Not all members of the Budiman Committee – set up by the government in 2015 to oversee the rationalisation exercise carried out by 1Malaysia Development Berhad (1MDB) to resolve its debt – were kept in the know of the decision to terminate the agreement with the consortium. 

Again, this could not have been a decision made by civil servants. After all, a key reason why the Bandar Malaysia was sold was to alleviate 1MDB’s debt.

What Zahid said also goes against the flow of all the information emanating from Putrajaya since it became clear that there were major question marks surrounding the ability of IWH-CREC to carry through all their obligations.

At the outset, there was a plan for a multi-million ringgit bash to mark a milestone of Bandar Malaysia on May 3, with several thousand people slated to attend the function.

Then, it was scaled down massively.

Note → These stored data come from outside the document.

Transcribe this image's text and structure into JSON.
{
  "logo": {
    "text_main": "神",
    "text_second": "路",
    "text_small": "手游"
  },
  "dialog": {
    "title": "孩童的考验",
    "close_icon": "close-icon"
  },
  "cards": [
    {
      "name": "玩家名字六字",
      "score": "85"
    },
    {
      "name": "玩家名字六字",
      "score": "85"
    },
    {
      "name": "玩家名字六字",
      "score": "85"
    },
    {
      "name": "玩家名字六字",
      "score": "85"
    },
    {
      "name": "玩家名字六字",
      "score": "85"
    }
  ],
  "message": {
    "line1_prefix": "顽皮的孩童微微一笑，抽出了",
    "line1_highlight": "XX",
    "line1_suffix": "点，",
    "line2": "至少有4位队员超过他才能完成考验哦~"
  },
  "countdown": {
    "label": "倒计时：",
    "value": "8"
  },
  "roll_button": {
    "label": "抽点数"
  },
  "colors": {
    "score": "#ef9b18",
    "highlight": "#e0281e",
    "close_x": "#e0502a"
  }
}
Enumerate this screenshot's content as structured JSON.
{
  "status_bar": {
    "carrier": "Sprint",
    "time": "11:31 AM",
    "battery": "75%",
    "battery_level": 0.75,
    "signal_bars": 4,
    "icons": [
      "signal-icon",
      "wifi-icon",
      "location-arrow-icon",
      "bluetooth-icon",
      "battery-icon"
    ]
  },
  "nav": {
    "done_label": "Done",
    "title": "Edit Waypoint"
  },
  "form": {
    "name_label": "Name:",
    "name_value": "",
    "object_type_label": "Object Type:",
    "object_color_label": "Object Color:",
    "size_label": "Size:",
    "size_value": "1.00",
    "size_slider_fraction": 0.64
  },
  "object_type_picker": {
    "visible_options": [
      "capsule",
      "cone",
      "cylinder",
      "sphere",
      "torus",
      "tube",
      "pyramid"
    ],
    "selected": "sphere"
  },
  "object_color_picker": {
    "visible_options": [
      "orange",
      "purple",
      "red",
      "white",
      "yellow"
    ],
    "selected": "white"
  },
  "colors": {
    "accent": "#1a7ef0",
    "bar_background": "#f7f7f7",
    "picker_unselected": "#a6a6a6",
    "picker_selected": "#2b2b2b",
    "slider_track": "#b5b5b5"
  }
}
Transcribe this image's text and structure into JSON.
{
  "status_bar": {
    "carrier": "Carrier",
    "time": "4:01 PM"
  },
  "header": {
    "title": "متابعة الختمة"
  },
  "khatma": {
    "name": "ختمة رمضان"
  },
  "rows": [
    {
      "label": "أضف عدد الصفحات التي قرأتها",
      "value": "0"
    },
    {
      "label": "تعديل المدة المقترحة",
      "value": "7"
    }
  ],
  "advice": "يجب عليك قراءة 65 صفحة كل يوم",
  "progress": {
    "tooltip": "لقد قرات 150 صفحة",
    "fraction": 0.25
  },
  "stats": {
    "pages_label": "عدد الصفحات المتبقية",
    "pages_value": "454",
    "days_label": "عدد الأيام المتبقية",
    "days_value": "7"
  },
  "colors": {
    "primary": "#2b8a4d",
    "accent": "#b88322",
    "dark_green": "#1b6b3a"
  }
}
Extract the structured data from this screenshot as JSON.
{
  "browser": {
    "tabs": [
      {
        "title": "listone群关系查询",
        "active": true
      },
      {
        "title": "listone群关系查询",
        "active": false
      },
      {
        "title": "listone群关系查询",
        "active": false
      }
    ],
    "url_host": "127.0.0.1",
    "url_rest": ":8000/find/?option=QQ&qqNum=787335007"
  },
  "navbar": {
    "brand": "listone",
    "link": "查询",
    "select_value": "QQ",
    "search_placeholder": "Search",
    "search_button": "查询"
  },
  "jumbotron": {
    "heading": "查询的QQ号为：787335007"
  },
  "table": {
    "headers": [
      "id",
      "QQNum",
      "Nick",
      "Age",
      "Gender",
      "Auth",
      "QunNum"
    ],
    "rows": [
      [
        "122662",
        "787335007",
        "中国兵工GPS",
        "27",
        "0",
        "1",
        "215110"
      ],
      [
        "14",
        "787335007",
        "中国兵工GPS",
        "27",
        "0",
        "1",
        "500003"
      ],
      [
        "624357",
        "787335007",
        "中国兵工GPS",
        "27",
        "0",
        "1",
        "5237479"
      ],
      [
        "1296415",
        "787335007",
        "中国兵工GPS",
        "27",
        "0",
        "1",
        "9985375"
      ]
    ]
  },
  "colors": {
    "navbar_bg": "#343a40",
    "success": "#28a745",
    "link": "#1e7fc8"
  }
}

And then the event was cancelled.

In his statement to the press yesterday, Finance Minister II Johari said the Budiman Committee was disbanded after it had performed several functions related to the rationalisation of 1MDB, including the international bidding process in respect to Bandar Malaysia.

He was offering this narrative to blunt reports that the committee was disbanded as a fallout from the government’s decision to nix the IWH-CREC deal.

Here’s the puzzling thing with the minister’s narrative:  With fresh bids likely to be invited to develop Bandar Malaysia, it is quite clear that a key plan of the 1MDB rationalisation exercise has not been completed.

So it would appear that the Budiman Committee was disbanded because the Finance Ministry wanted to have greater control and oversight over the process to find a new master developer for the Bandar Malaysia project.

The government just didn’t want a repeat of the IWH-CREC mess‎. – May 13, 2017.